O projeto do BRT Amazonas inclui terminal de integração, estações de transferência e obras de calçada que afetam diretamente os bairros do vetor oeste de Belo Horizonte.
Se você mora na Região Oeste de Belo Horizonte ou passa pela Avenida Amazonas no dia a dia, provavelmente já sentiu na pele o que é esperar um ônibus atrasado num corredor que não tem prioridade de faixa exclusiva. Esse cenário está no centro de um projeto que a Prefeitura de Belo Horizonte vem estruturando para mudar a mobilidade no vetor oeste da cidade: o BRT Amazonas.
A sigla BRT significa Bus Rapid Transit, ou simplesmente transporte rápido por ônibus. É um sistema que usa veículos maiores, faixas exclusivas, estações fechadas com embarque no nível do ônibus e integração com outras linhas. O modelo já foi implantado com sucesso em várias cidades brasileiras, incluindo na própria BH com o MOVE, e agora a proposta é expandir a lógica para o corredor da Avenida Amazonas.
O projeto avança, mas ainda gera muitas dúvidas: onde exatamente vai passar? Quando começa? O que já foi decidido e o que ainda está na fase de planejamento? Entender cada parte ajuda a saber o que esperar.
O Terminal MOVE Amazonas e sua importância estratégica
O coração do projeto BRT Amazonas é a construção do Terminal de Integração do MOVE Amazonas. Esse terminal é descrito pela Prefeitura como peça estratégica para ampliar a capacidade operacional do transporte no corredor da Avenida Amazonas. Na prática, ele vai funcionar como um ponto central onde diferentes linhas de ônibus se conectam, reduzindo a necessidade de o passageiro fazer múltiplas baldeações para chegar ao destino.
Hoje, quem mora nos bairros do vetor oeste de BH, como Barreiro, São Paulo, Nazaré, Cabana Pai Tomás e arredores, convive com percursos longos e poucos pontos de integração eficientes. O terminal vai mudar essa lógica ao centralizar o fluxo de passageiros num ponto equipado com infraestrutura adequada: cobertura, informação em tempo real sobre horários, acesso para pessoas com mobilidade reduzida e conexão com outros modais.
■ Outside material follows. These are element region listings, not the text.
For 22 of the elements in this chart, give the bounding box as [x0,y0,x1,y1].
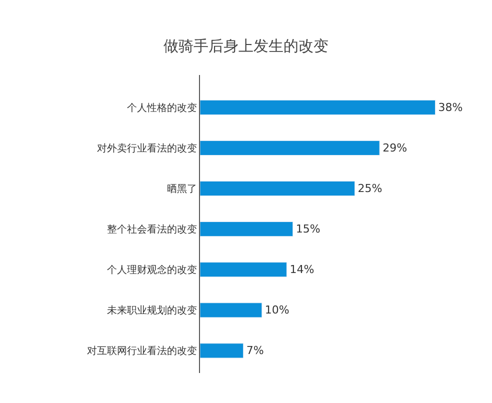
data-label: 10% [264,304,290,317]
data-label: 25% [358,182,382,196]
y-tick-label: 对互联网行业看法的改变 [87,345,197,358]
chart-title: 做骑手后身上发生的改变 [164,36,328,55]
y-tick-label: 未来职业规划的改变 [107,304,197,317]
bar [200,140,380,156]
y-tick-label: 整个社会看法的改变 [107,224,197,236]
data-label: 15% [296,222,320,236]
y-tick-label: 对外卖行业看法的改变 [97,142,197,154]
data-label: 38% [438,100,463,114]
bar [200,100,436,115]
bar [200,180,356,196]
data-label: 29% [382,141,408,154]
y-tick-label: 个人理财观念的改变 [107,264,197,276]
bar [200,343,244,358]
bar [200,222,294,237]
bar [200,262,287,278]
data-label: 14% [290,263,314,276]
y-tick-label: 晒黑了 [167,184,197,196]
y-tick-label: 个人性格的改变 [127,102,197,114]
bar [200,302,262,318]
data-label: 7% [246,344,264,358]
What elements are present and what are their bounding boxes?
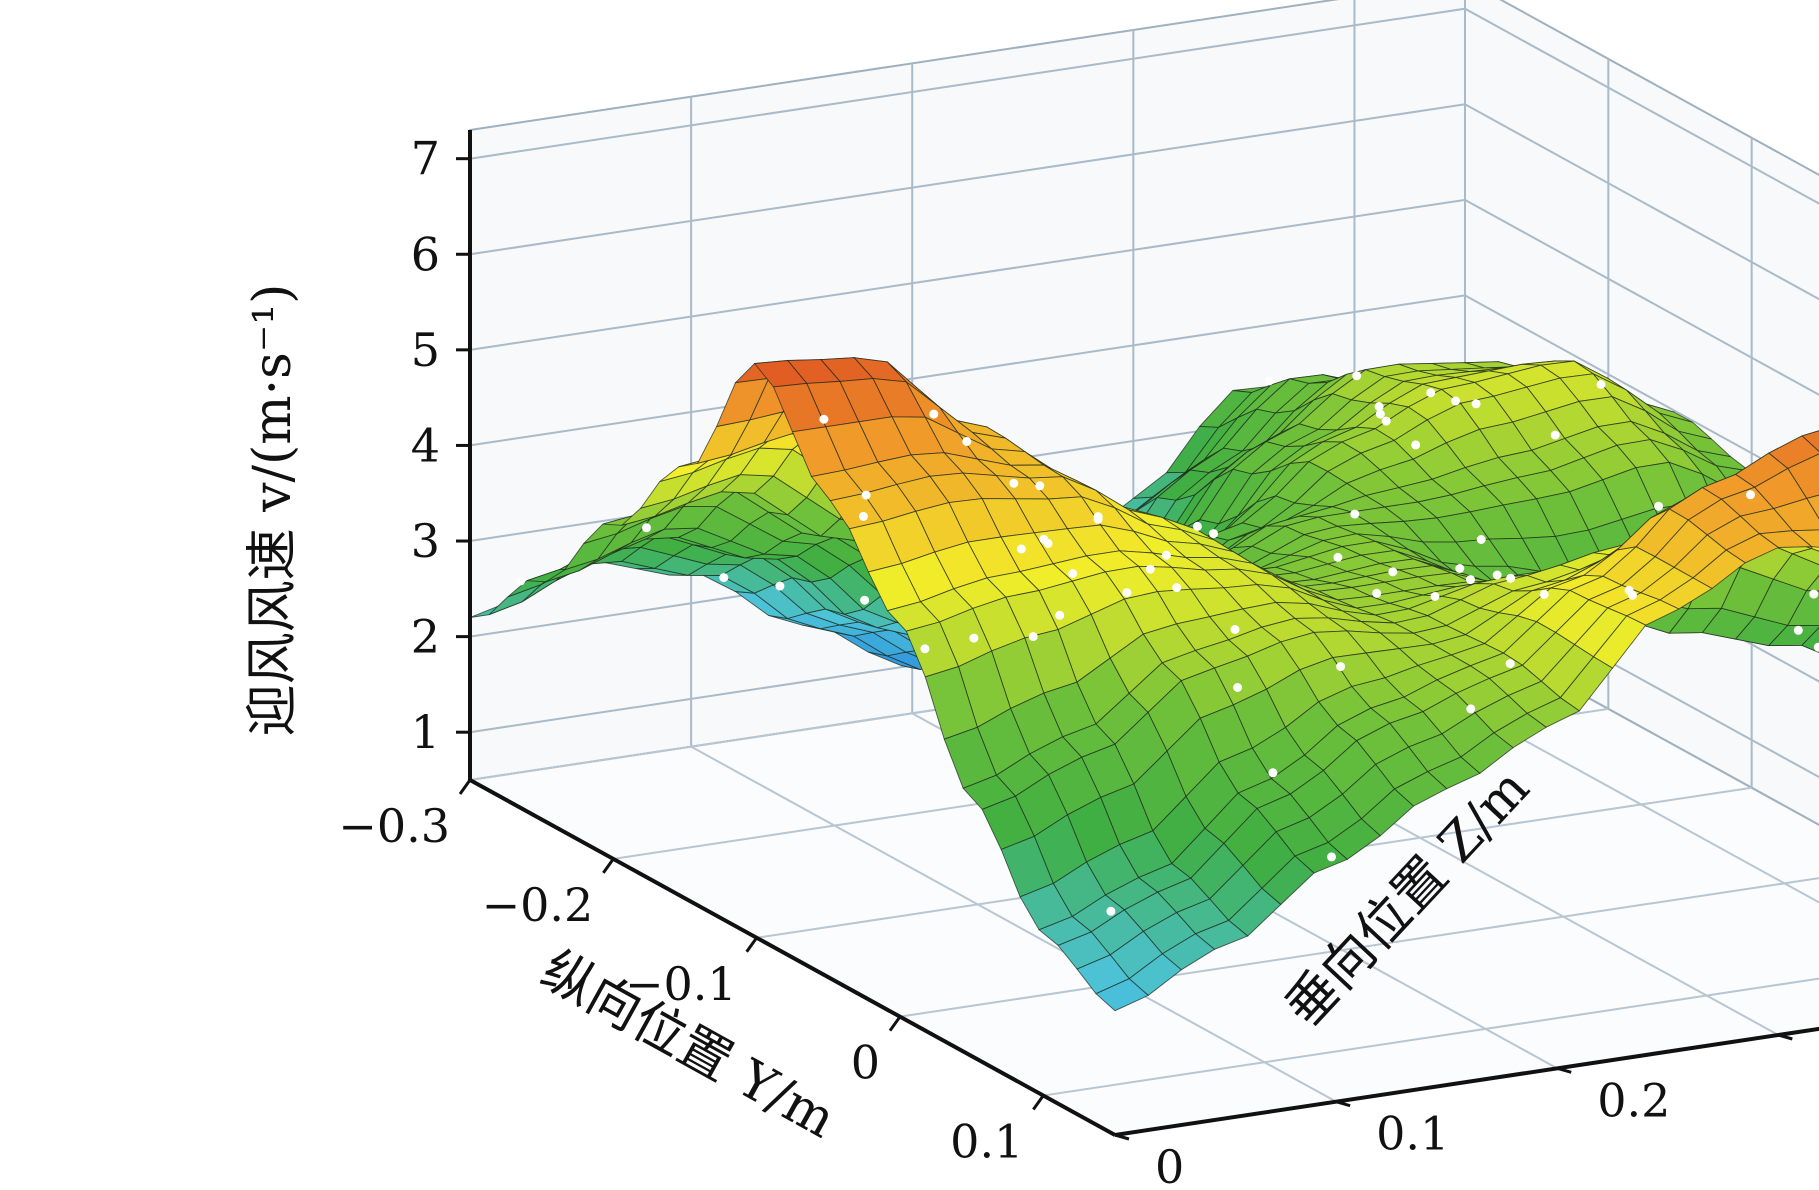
data-point [1233,683,1242,692]
data-point [860,596,869,605]
data-point [1794,626,1803,635]
y-tick [1033,1096,1043,1110]
data-point [1209,529,1218,538]
data-point [1035,481,1044,490]
data-point [1009,479,1018,488]
data-point [819,415,828,424]
data-point [1122,588,1131,597]
z-tick [1778,1035,1792,1039]
data-point [1493,571,1502,580]
data-point [1809,590,1818,599]
data-point [1597,380,1606,389]
data-point [1388,567,1397,576]
data-point [1466,704,1475,713]
data-point [1654,502,1663,511]
z-tick-label: 0 [1155,1140,1184,1185]
v-tick-label: 6 [411,227,440,281]
v-tick-label: 7 [411,132,440,186]
data-point [1628,591,1637,600]
data-point [1268,768,1277,777]
y-tick-label: −0.3 [338,799,450,853]
v-axis-title: 迎风风速 v/(m·s⁻¹) [243,284,303,737]
v-tick-label: 4 [411,418,440,472]
data-point [1146,565,1155,574]
data-point [1411,440,1420,449]
y-tick [460,780,470,794]
data-point [1327,852,1336,861]
data-point [516,577,525,586]
y-tick-label: −0.2 [482,878,594,932]
data-point [1466,575,1475,584]
data-point [1431,592,1440,601]
data-point [1376,410,1385,419]
data-point [1506,574,1515,583]
data-point [1162,551,1171,560]
z-tick-label: 0.1 [1376,1107,1449,1161]
data-point [929,410,938,419]
data-point [1477,535,1486,544]
data-point [1426,388,1435,397]
data-point [1472,399,1481,408]
z-tick [1336,1102,1350,1106]
data-point [862,491,871,500]
v-tick-label: 5 [411,323,440,377]
data-point [1506,659,1515,668]
v-tick-label: 1 [411,705,440,759]
z-tick [1115,1135,1129,1139]
y-tick-label: 0 [851,1036,880,1090]
data-point [642,523,651,532]
data-point [1551,431,1560,440]
data-point [1193,522,1202,531]
data-point [1451,397,1460,406]
data-point [962,437,971,446]
v-tick-label: 3 [411,514,440,568]
data-point [1375,402,1384,411]
data-point [775,582,784,591]
data-point [719,573,728,582]
data-point [1352,371,1361,380]
y-tick [747,938,757,952]
data-point [1068,569,1077,578]
data-point [1540,590,1549,599]
z-tick [1557,1068,1571,1072]
data-point [969,634,978,643]
y-tick [890,1017,900,1031]
data-point [1029,632,1038,641]
data-point [1231,625,1240,634]
data-point [1382,417,1391,426]
data-point [1017,545,1026,554]
data-point [920,644,929,653]
data-point [1746,490,1755,499]
data-point [1106,907,1115,916]
data-point [1265,376,1274,385]
y-tick [603,859,613,873]
data-point [1372,589,1381,598]
data-point [1044,539,1053,548]
data-point [1333,553,1342,562]
z-tick-label: 0.2 [1597,1073,1670,1127]
data-point [1336,662,1345,671]
data-point [1055,611,1064,620]
v-tick-label: 2 [411,610,440,664]
data-point [1455,564,1464,573]
y-tick-label: 0.1 [950,1115,1023,1169]
data-point [1350,510,1359,519]
data-point [1172,583,1181,592]
data-point [859,512,868,521]
data-point [1094,515,1103,524]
O investimento no programa que inclui o BRT Amazonas conta com apoio do Banco Mundial na ordem de 100 milhões de dólares, dentro do Programa de Mobilidade e Inclusão Urbana. Isso dá ao projeto uma camada extra de credibilidade e de compromisso com prazos, já que esse tipo de parceria exige relatórios periódicos de progresso.
Estações de transferência, calçadas e o impacto no cotidiano
Além do terminal principal, o projeto prevê a implantação de estações de transferência do BRT na Área Hospitalar de BH, região que concentra grandes equipamentos de saúde e registra alto volume de passageiros vindos de diferentes partes da cidade. Essas estações funcionam como pontos intermediários de embarque e desembarque, permitindo que quem vai ao hospital ou trabalha na região faça o trajeto com mais eficiência.
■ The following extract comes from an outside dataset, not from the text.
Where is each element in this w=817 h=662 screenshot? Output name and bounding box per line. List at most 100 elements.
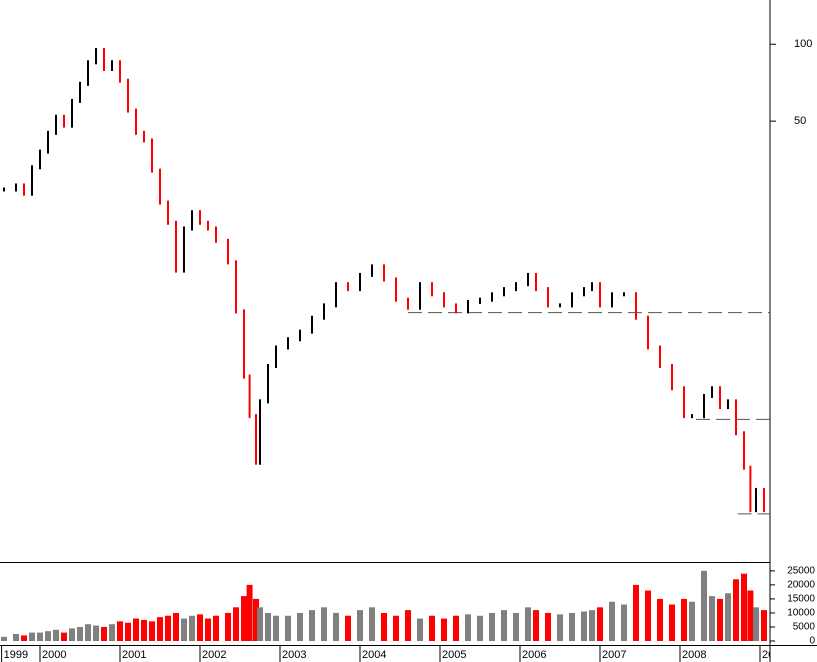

Outro aspecto relevante são as obras de requalificação urbana previstas no bairro Barro Preto e a implantação de novos bolsões de caminhada ao longo da Avenida Amazonas. Isso porque mobilidade urbana vai além do ônibus. De nada adianta um BRT moderno se a calçada até a estação está quebrada, sem abrigo de sol e chuva ou inacessível para cadeirantes e idosos.
O projeto também inclui intervenções específicas na Cabana Pai Tomás, comunidade que abriga cerca de 20 mil moradores e que historicamente sofre com infraestrutura precária. As obras previstas vão além do transporte, incluindo saneamento e melhorias habitacionais para a população local.
Como acompanhar o andamento das obras e participar
Uma das novidades do processo de planejamento do BRT Amazonas foi a abertura de consulta pública pela Prefeitura, que ficou disponível até o início de junho de 2026. O instrumento permitiu que moradores, comerciantes e trabalhadores da região enviassem opiniões e sugestões sobre o projeto por meio de formulário eletrônico disponível no portal da Prefeitura.
Esse tipo de participação cidadã é importante porque projetos de mobilidade urbana têm impacto direto no comércio local, no fluxo de pedestres e na valorização ou desvalorização de imóveis ao longo do corredor. Quem conhece o bairro na prática tem informações que o planejador sentado num escritório não tem.
Para acompanhar o andamento, o canal mais direto é o portal da Prefeitura de Belo Horizonte em prefeitura.pbh.gov.br. Informações sobre o Programa de Mobilidade e Inclusão Urbana, que engloba o BRT Amazonas, estão disponíveis na seção de Obras e Infraestrutura. O Diário do Transporte também cobre o tema com regularidade em diariodotransporte.com.br.